Introduction to the differential drive system and robot kinematics

Robot kinematics is the study of the mathematics of motion without considering the forces that affect the motion. It mainly deals with the geometric relationships that govern the system. Robot dynamics is the study of motion in robots in which all the forces involved in the robots' movement are modeled.

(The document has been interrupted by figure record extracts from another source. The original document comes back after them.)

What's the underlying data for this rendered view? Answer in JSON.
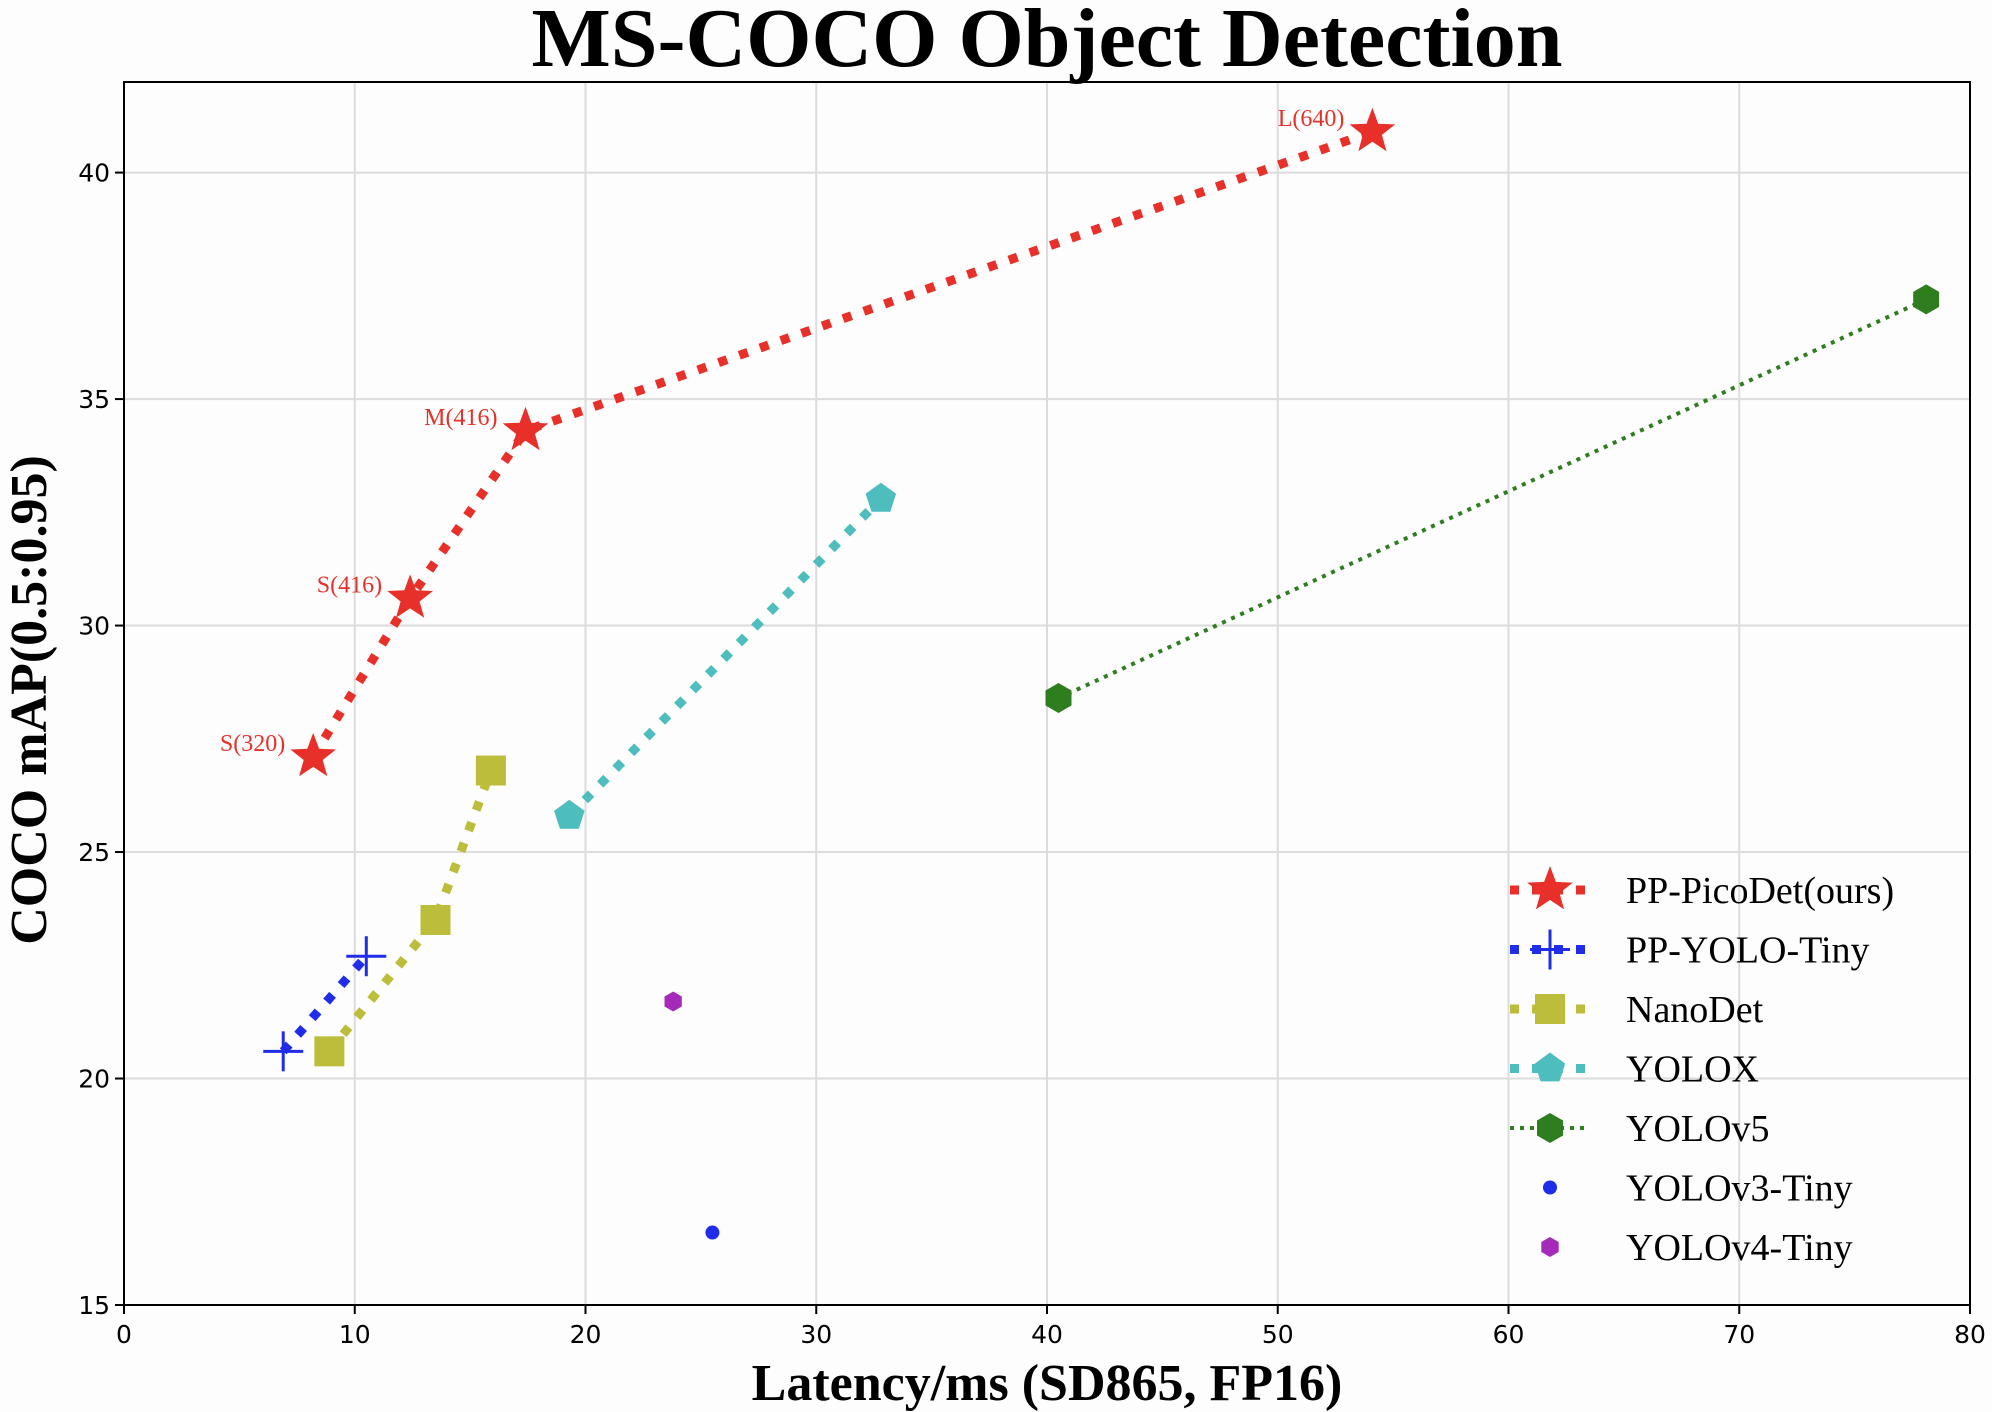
{
  "chart_data": {
    "type": "scatter",
    "title": "MS-COCO Object Detection",
    "xlabel": "Latency/ms (SD865, FP16)",
    "ylabel": "COCO mAP(0.5:0.95)",
    "xlim": [
      0,
      80
    ],
    "ylim": [
      15,
      42
    ],
    "xticks": [
      0,
      10,
      20,
      30,
      40,
      50,
      60,
      70,
      80
    ],
    "yticks": [
      15,
      20,
      25,
      30,
      35,
      40
    ],
    "grid": true,
    "legend_position": "bottom-right",
    "series": [
      {
        "name": "PP-PicoDet(ours)",
        "color": "#e8302a",
        "marker": "star",
        "line": "dotted-thick",
        "x": [
          8.2,
          12.4,
          17.4,
          54.1
        ],
        "y": [
          27.1,
          30.6,
          34.3,
          40.9
        ],
        "labels": [
          "S(320)",
          "S(416)",
          "M(416)",
          "L(640)"
        ]
      },
      {
        "name": "PP-YOLO-Tiny",
        "color": "#1f2de8",
        "marker": "plus",
        "line": "dotted-thick",
        "x": [
          6.9,
          10.5
        ],
        "y": [
          20.6,
          22.7
        ]
      },
      {
        "name": "NanoDet",
        "color": "#bcbd3a",
        "marker": "square",
        "line": "dotted-thick",
        "x": [
          8.9,
          13.5,
          15.9
        ],
        "y": [
          20.6,
          23.5,
          26.8
        ]
      },
      {
        "name": "YOLOX",
        "color": "#4dbdbd",
        "marker": "pentagon",
        "line": "dotted-thick",
        "x": [
          19.3,
          32.8
        ],
        "y": [
          25.8,
          32.8
        ]
      },
      {
        "name": "YOLOv5",
        "color": "#2e7d1e",
        "marker": "hexagon",
        "line": "dotted-thin",
        "x": [
          40.5,
          78.1
        ],
        "y": [
          28.4,
          37.2
        ]
      },
      {
        "name": "YOLOv3-Tiny",
        "color": "#1f2de8",
        "marker": "circle",
        "line": "none",
        "x": [
          25.5
        ],
        "y": [
          16.6
        ]
      },
      {
        "name": "YOLOv4-Tiny",
        "color": "#a52aba",
        "marker": "hexagon-small",
        "line": "none",
        "x": [
          23.8
        ],
        "y": [
          21.7
        ]
      }
    ]
  }
}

A mobile robot or vehicle has six degrees of freedom (DOFs) expressed by the pose (x, y, z, roll, pitch, and yaw). These DOFs consist of the position (x, y, z) and attitude (roll, pitch, and yaw). Roll refers to sidewise rotation, pitch refers to forward and backward rotation, and yaw (called the heading or orientation) refers to the direction in which the robot moves in the x-y plane. The differential drive robot moves from x to y in the horizontal plane, so the 2D pose contains mainly x, y, and θ, where θ is the heading of the robot that points in the robot's forward direction. This information is sufficient to describe a differential robot pose:

The pose of the robot in x, y, and θ in the global coordinate system

In a differential drive robot, the motion can be controlled by adjusting the velocity of two independently controlled motors on the left-hand and right-hand side, named V-left and V-right, respectively. The following image shows a couple of popular differential drive robots available on the market:

Robot Roomba (https://en.wikipedia.org/wiki/IRobot)

The Roomba series of autonomous vacuum cleaners is a popular differential robot from iRobot.

Pioneer 3-DX (http://robots.ros.org/pioneer-3-dx/)

The Pioneer 3-DX is a popular differential drive research platform from Omron Adept Mobile Robots.